Em relação à Itália, apesar do governo italiano ter afirmado que a reunião do Conselho foi um sucesso, o resultado foi aquém do esperado. Logo após o fim do encontro, o primeiro-ministro, Giuseppe Conte, e o presidente francês, Emmanuel Macron, mais uma vez se enfrentaram publicamente, desta vez sobre a interpretação da resolução aprovada. Macron afirmou que a França não irá construir os “centros de controle” em seu próprio território, pois não é um país de entrada dos refugiados como Itália, Espanha e Grécia. Conte, irritado, afirmou que Macron interpretou a resolução errado, pois justamente a construção dos “centros” em outros países europeus é anunciada como a grande vitória italiana no encontro.

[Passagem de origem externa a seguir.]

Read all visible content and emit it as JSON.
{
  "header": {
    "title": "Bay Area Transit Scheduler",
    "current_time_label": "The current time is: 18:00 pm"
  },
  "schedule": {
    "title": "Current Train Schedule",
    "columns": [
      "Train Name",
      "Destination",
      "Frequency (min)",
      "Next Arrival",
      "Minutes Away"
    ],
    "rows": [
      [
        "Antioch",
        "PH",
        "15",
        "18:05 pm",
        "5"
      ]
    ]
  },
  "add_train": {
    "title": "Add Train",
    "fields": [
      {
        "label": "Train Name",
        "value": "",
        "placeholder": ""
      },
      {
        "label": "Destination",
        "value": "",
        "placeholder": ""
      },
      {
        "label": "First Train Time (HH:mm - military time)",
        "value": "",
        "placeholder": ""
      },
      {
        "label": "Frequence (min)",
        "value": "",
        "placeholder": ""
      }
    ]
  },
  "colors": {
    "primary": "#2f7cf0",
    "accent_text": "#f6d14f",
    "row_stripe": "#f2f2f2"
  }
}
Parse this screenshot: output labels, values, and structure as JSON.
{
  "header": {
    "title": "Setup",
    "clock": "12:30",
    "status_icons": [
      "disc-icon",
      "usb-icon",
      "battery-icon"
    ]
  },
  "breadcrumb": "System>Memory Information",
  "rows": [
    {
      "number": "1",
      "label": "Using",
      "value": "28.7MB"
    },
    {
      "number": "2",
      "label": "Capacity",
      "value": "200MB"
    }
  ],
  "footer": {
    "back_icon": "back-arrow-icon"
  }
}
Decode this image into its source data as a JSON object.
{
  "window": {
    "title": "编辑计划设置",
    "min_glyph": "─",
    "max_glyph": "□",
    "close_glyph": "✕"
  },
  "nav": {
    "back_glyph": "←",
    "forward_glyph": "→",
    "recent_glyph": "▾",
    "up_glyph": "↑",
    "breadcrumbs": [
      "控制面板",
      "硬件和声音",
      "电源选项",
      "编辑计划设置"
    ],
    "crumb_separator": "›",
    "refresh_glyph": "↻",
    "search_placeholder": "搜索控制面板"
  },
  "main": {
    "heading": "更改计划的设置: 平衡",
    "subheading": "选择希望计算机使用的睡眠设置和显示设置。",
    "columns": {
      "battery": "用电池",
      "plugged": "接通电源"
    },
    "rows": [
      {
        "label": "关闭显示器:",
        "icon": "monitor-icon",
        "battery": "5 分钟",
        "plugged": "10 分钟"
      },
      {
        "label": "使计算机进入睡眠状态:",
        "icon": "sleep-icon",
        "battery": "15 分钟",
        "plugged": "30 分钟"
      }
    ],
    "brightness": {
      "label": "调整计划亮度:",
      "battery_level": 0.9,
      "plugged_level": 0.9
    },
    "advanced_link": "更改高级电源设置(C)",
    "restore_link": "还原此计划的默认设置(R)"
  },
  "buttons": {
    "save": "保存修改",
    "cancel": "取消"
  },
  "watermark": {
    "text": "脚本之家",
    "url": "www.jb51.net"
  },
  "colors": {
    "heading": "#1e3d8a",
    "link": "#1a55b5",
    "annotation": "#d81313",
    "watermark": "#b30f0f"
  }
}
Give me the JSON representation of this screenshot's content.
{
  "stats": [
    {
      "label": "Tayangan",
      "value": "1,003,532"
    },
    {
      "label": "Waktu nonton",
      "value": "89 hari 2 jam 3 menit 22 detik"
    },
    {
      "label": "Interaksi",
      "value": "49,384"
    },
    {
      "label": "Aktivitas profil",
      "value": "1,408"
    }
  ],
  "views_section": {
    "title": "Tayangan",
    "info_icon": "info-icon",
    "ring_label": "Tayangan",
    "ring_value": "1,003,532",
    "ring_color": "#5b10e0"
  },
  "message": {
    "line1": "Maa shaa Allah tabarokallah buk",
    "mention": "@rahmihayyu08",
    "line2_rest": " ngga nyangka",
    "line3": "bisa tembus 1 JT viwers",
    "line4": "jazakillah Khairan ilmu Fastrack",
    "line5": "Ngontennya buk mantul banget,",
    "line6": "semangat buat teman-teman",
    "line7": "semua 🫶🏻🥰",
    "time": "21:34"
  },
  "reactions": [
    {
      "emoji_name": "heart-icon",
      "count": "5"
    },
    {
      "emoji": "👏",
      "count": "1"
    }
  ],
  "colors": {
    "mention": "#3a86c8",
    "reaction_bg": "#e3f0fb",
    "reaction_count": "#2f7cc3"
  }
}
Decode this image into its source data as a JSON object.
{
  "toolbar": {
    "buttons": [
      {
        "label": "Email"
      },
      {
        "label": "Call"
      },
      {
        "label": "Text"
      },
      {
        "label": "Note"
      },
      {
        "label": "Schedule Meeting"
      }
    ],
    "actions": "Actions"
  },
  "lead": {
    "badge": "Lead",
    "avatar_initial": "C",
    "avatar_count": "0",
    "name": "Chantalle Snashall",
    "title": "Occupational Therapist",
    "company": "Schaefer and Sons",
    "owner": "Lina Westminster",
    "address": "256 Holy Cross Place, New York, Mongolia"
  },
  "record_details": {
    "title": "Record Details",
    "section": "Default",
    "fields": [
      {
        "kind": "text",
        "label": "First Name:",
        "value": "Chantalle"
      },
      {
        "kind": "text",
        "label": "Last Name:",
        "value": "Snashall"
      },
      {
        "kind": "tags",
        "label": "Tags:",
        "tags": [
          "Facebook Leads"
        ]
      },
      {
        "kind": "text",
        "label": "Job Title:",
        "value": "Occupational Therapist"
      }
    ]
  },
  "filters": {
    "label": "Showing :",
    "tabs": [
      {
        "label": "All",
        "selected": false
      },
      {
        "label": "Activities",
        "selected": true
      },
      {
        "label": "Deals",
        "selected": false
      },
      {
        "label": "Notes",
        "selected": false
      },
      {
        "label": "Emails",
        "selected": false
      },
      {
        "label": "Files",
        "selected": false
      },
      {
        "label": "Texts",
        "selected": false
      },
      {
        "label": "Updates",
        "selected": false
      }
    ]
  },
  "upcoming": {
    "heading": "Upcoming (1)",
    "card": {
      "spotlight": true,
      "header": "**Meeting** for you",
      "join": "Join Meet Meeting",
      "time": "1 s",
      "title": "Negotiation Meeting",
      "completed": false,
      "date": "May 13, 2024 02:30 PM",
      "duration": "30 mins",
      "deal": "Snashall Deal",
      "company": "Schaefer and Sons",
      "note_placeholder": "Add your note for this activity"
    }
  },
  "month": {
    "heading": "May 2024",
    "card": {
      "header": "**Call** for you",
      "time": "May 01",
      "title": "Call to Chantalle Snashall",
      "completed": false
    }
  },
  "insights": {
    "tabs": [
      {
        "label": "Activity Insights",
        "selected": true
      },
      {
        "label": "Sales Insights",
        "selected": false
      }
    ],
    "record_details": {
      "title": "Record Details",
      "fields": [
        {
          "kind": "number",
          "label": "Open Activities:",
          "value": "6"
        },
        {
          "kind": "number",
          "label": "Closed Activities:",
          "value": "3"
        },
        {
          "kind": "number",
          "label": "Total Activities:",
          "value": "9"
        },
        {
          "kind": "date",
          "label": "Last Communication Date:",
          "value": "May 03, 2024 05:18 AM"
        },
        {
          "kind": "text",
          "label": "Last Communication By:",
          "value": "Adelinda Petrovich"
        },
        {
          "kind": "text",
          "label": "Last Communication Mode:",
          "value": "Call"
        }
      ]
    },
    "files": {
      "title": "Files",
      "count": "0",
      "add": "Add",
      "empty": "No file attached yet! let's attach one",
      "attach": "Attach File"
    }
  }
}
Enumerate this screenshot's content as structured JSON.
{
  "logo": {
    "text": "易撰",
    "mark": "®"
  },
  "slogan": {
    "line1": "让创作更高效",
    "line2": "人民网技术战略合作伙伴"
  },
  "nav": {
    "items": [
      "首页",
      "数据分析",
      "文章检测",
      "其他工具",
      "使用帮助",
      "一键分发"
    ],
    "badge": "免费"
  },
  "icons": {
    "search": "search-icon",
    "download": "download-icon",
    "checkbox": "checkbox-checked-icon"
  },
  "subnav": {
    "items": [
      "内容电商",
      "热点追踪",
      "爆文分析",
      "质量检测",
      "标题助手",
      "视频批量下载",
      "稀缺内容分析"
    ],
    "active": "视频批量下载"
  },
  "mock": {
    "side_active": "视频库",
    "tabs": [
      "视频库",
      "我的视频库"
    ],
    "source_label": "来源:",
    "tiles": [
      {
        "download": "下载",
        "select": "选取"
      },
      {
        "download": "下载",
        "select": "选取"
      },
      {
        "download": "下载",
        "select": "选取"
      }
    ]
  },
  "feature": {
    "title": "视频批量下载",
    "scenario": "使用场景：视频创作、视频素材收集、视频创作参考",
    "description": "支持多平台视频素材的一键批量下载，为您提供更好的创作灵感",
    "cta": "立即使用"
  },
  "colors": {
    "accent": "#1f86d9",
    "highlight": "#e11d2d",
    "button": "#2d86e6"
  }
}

Internamente, o resultado da reunião do Conselho também foi contestado. O ministro do Interior e líder da ultra-direitista Liga, Matteo Salvini, afirmou que poucas iniciativas concretas foram atingidas, mas que pelo menos desta vez a posição da Itália foi levada em consideração. Já Alessia Rota, advogada do oposicionista Partido Democrático, afirmou que é ridículo vender a resolução do Conselho como uma vitória italiana, dado que lá consta o caráter “voluntário” da criação dos “centros” e da distribuição de refugiados. Segundo ela, além da Alemanha, que conseguiu abafar a crise interna do seu governo, a Hungria e os países da Europa Central foram os verdadeiros vitoriosos da reunião.

Além da questão migratória, o Brexit foi o outro tema central discutido na reunião do Conselho Europeu, tema que será abordado no próximo artigo.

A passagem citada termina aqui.